Por: Nora Méndez, directora de Fundación Aliat de Aliat Universidades
Hace alrededor de 19 años, le compré a mi hija una serie de libros publicados por Alfaguara y UNICEF de la colección Derechos del Niño, los cuales se explicaban a través de historias y cuentos sencillos, con introducciones de grandes plumas y personajes.
Uno de ellos me marcó especialmente, Una semilla de Luz, que aborda el derecho a la igualdad, pues me pareció que explicaba con una gran claridad lo que debía ser, en última instancia, una política social integral: “que todos los miembros de una sociedad tengan un lugar en la misma, que les permita satisfacer plenamente sus necesidades”.
El énfasis está precisamente en el todos: la inclusión de niños, niñas, hombres, mujeres, personas con preferencias sexuales diversas, jóvenes, adultos mayores, personas con discapacidad… revalorando su aportación a la sociedad, más allá de que se les considere “adecuados” o “útiles” desde un punto de vista de productividad económica.

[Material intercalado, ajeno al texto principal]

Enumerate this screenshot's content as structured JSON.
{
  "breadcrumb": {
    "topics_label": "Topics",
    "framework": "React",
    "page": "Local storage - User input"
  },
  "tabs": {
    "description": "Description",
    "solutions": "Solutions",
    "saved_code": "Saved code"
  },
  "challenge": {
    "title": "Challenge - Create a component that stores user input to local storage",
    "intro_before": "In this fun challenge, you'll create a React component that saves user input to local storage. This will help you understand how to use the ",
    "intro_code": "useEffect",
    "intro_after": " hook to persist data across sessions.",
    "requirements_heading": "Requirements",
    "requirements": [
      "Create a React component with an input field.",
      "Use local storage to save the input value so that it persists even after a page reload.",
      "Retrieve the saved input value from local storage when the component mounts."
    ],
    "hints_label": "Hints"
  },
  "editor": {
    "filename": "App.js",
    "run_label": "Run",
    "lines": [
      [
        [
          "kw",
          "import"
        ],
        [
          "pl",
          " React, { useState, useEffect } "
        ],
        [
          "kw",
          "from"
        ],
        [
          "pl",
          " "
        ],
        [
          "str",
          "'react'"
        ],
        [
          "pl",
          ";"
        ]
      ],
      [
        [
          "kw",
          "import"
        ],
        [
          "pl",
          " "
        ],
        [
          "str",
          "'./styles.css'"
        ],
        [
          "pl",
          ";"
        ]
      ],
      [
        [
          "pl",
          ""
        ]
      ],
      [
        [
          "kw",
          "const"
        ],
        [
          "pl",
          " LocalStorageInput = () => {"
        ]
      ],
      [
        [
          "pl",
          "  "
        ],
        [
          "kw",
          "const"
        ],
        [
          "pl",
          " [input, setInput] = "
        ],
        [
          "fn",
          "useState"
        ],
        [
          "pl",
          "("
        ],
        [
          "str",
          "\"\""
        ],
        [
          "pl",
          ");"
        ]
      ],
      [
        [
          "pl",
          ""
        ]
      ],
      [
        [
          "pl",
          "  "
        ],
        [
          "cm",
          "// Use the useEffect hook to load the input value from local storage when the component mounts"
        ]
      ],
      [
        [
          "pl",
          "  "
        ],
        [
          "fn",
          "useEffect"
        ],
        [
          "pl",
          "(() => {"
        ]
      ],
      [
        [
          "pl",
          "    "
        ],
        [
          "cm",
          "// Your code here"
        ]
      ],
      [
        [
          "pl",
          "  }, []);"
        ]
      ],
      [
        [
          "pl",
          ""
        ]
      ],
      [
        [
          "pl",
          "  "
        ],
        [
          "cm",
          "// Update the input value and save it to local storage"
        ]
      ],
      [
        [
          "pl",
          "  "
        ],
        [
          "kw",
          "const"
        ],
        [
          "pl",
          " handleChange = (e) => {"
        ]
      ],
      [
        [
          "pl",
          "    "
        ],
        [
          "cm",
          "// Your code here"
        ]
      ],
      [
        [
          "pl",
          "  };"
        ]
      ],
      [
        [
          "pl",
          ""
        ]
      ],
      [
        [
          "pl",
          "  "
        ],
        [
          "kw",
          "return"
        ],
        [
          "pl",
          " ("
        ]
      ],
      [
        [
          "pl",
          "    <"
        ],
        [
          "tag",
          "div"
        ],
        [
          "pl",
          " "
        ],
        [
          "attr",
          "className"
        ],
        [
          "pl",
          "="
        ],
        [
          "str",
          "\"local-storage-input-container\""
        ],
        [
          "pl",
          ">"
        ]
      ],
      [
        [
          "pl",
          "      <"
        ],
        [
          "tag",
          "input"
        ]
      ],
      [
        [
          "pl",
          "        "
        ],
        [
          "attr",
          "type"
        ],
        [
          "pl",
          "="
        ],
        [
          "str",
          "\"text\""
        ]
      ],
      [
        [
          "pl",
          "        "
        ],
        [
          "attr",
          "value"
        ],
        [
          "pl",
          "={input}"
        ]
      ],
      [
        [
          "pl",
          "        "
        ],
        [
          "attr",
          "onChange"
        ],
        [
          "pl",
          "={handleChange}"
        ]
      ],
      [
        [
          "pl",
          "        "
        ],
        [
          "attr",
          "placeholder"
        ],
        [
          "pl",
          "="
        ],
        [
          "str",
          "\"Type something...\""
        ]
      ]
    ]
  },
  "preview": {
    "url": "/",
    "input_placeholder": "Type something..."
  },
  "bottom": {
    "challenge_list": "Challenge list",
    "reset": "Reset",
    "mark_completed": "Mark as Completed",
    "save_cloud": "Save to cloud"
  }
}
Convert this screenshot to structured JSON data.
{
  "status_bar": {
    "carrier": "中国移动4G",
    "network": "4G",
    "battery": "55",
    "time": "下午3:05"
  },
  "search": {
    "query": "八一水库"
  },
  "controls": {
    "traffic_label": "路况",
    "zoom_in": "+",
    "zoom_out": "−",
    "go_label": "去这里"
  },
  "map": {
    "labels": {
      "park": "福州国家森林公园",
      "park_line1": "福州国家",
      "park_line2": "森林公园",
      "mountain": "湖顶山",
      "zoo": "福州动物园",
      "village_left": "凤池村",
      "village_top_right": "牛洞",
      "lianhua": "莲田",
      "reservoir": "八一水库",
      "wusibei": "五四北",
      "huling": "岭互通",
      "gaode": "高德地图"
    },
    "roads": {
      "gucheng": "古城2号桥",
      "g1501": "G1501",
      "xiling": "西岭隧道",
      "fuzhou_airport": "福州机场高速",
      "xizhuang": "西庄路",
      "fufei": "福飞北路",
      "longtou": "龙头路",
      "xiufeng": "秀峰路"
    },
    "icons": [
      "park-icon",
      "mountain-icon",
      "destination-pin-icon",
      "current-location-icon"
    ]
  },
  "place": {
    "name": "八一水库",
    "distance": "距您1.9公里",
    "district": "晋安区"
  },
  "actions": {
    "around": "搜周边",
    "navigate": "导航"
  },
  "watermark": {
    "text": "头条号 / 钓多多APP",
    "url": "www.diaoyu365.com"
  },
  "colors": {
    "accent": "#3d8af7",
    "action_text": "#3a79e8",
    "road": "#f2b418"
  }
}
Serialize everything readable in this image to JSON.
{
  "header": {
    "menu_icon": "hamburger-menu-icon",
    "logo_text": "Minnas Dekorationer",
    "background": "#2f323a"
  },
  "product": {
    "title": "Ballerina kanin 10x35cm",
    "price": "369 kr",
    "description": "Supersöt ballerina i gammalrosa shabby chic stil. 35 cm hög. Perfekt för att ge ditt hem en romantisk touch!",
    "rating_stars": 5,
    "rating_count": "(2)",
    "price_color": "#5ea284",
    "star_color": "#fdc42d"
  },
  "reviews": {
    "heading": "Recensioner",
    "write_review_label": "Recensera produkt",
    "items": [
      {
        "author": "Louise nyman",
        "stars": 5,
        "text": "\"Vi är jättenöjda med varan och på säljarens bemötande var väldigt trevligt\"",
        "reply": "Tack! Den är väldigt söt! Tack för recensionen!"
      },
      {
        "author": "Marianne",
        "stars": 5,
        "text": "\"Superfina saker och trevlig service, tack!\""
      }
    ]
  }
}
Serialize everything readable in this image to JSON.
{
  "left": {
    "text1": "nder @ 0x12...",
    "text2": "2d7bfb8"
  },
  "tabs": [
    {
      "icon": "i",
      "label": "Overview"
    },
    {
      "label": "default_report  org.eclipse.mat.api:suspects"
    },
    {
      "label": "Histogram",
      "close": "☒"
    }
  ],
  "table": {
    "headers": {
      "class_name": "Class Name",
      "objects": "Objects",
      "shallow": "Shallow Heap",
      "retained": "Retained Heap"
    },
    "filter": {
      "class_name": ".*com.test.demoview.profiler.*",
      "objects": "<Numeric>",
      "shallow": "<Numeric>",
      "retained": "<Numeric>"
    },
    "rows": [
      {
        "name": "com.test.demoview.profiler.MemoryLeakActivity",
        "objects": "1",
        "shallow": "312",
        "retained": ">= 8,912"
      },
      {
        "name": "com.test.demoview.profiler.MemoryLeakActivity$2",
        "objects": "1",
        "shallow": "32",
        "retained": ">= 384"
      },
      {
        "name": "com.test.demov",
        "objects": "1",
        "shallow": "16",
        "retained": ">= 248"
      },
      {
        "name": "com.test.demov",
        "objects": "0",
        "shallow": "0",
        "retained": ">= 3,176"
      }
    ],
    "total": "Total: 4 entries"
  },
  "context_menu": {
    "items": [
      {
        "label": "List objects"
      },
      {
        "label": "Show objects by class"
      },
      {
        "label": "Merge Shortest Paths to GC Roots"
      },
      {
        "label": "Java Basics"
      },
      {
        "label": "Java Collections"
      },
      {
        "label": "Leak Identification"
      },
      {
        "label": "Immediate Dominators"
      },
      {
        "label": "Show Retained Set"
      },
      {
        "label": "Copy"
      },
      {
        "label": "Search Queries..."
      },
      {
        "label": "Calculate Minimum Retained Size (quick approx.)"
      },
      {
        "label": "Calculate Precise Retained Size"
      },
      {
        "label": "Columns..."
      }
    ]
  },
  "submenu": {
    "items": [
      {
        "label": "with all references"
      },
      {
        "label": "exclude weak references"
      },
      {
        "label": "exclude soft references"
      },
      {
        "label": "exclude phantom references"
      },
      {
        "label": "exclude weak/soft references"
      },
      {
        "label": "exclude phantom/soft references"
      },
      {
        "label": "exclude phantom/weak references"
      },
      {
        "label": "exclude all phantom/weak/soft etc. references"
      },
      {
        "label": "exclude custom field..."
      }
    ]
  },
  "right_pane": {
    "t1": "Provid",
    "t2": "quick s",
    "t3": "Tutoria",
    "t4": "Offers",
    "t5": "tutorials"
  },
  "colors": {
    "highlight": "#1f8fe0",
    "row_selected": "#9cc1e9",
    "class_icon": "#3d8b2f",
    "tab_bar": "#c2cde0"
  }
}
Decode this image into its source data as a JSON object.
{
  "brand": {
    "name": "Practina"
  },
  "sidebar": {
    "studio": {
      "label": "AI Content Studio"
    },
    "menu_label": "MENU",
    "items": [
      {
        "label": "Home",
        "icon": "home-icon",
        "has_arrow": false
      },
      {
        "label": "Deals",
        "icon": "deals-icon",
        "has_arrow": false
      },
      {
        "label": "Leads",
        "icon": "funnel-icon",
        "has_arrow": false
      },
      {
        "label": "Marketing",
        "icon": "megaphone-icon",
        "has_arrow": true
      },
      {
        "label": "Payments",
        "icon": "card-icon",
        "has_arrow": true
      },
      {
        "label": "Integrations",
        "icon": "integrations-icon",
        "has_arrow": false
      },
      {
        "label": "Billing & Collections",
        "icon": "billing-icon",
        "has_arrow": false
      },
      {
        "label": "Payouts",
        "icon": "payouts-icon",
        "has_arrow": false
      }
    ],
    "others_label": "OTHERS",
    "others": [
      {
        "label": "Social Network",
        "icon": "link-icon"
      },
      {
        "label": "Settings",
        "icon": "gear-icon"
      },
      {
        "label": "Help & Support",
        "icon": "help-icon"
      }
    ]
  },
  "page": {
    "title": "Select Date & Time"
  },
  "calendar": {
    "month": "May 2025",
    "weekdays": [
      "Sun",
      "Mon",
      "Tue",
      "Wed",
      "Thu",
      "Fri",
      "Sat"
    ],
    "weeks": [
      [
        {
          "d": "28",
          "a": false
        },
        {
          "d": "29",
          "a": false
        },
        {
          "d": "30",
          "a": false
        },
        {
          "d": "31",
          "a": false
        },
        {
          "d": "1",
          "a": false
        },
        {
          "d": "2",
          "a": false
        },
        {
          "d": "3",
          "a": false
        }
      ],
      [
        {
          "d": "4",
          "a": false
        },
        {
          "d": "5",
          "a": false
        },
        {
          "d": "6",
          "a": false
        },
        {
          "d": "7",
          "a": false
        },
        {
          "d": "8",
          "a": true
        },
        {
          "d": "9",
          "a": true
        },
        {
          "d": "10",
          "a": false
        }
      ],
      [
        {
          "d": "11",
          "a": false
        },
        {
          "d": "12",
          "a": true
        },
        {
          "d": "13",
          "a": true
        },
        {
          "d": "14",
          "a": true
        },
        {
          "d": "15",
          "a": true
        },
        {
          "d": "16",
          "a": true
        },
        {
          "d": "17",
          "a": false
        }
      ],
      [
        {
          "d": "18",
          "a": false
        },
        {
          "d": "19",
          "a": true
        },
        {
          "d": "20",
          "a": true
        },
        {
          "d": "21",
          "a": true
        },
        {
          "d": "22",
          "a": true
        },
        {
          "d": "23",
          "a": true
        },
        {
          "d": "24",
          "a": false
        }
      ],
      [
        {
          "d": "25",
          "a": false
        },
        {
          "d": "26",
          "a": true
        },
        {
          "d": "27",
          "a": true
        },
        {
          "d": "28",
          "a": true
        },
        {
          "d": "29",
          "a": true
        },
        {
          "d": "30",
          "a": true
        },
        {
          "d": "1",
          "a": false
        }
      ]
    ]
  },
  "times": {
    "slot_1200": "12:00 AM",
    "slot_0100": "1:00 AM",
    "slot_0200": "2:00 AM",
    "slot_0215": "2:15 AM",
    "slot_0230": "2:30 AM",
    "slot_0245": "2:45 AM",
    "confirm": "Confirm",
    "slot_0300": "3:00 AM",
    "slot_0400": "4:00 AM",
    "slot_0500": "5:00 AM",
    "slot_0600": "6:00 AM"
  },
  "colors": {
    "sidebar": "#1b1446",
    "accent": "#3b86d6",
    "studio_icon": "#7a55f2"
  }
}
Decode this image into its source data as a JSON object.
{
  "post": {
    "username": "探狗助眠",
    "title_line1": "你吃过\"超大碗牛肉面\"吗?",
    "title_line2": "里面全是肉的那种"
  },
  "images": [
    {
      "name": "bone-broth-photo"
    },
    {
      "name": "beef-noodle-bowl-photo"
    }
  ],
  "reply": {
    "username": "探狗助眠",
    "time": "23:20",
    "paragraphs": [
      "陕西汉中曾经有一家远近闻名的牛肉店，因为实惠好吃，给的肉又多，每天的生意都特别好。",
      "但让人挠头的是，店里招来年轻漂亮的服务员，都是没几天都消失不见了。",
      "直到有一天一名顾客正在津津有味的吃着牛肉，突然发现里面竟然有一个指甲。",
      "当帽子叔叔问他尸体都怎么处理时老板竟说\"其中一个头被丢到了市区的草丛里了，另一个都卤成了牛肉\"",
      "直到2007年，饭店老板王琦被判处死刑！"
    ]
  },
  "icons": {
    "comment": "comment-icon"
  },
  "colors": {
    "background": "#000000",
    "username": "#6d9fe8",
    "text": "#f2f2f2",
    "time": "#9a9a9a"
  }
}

Parecía un chiste que un cuento infantil me moviera tanto. Para entonces yo había tenido la oportunidad de estudiar Administración Pública en una de las instituciones más prestigiadas del país, así como de trabajar algunos años en diferentes áreas y ámbitos de gobierno, prácticamente todo el tiempo centrada en temas sociales, gracias a un sesgo personal y familiar que abarcaba ya tres generaciones.
En todo este trayecto, me había topado –y peleado– una y otra vez con la visión asistencialista como con la concepción de política social definida “como una ambulancia que va recogiendo lo que deja a su paso la política económica”.
Por lo que esta perspectiva de rescatar el valor intrínseco de la persona y de la necesidad de generar oportunidades para todos, terminó de reenfocar mi atención hacia nuevas búsquedas y propuestas para la atención de los asuntos sociales.
La pregunta general era, entonces, ¿qué hacemos para equiparar oportunidades?, pero también ¿a quién le corresponde generarlas?
Por mucho tiempo pensamos que decir asuntos públicos era prácticamente lo mismo que hablar de asuntos de gobierno, aquello que le correspondía a este último atender.
Poco a poco fue extendiéndose la comprensión de que, desde el ámbito de las organizaciones sociales, se podía aportar muchísimo a la resolución de dichos temas, pues lo público es aquello que nos es común, que nos concierne como colectividad.
Aún con recientes cuestionamientos de algunas autoridades sobre la relevancia en nuestro país de incorporar a los organismos de la sociedad civil en la atención de temas de carácter público, lo cierto es que la magnitud de los problemas hace más que evidente la necesidad de sumar su participación.
Todavía más. Las desigualdades que vivimos actualmente hacen que cada vez seamos más –incluyendo instituciones internacionales y multilaterales—quienes reconocemos que el sistema económico actual ha dejado a demasiadas personas rezagadas y que es fundamental incorporar de lleno a la empresa como agente de cambio dedicado objetivamente a generar condiciones más incluyentes para todos.
Desde esta óptica, el sector privado pasa de ser visto y de verse a sí mismo como mero creador de empleos y utilidades, a concebirse como un generador también de oportunidades de inclusión de grupos vulnerables en sus propias cadenas de valor.
Economía social; capitalismo social; negocios inclusivos; movilidad social; Sistema B; Pacto Mundial… son sólo algunos de los conceptos y estrategias que dan cuenta de que somos cada vez más quienes estamos convencidos de que, desde todas las trincheras –pública, privada o social— tenemos mucho que aportar para hacer que nuestro actuar cotidiano se traduzca en más y mejores oportunidades para todos, maximizando los impactos sociales y ambientales positivos y, minimizando los negativos.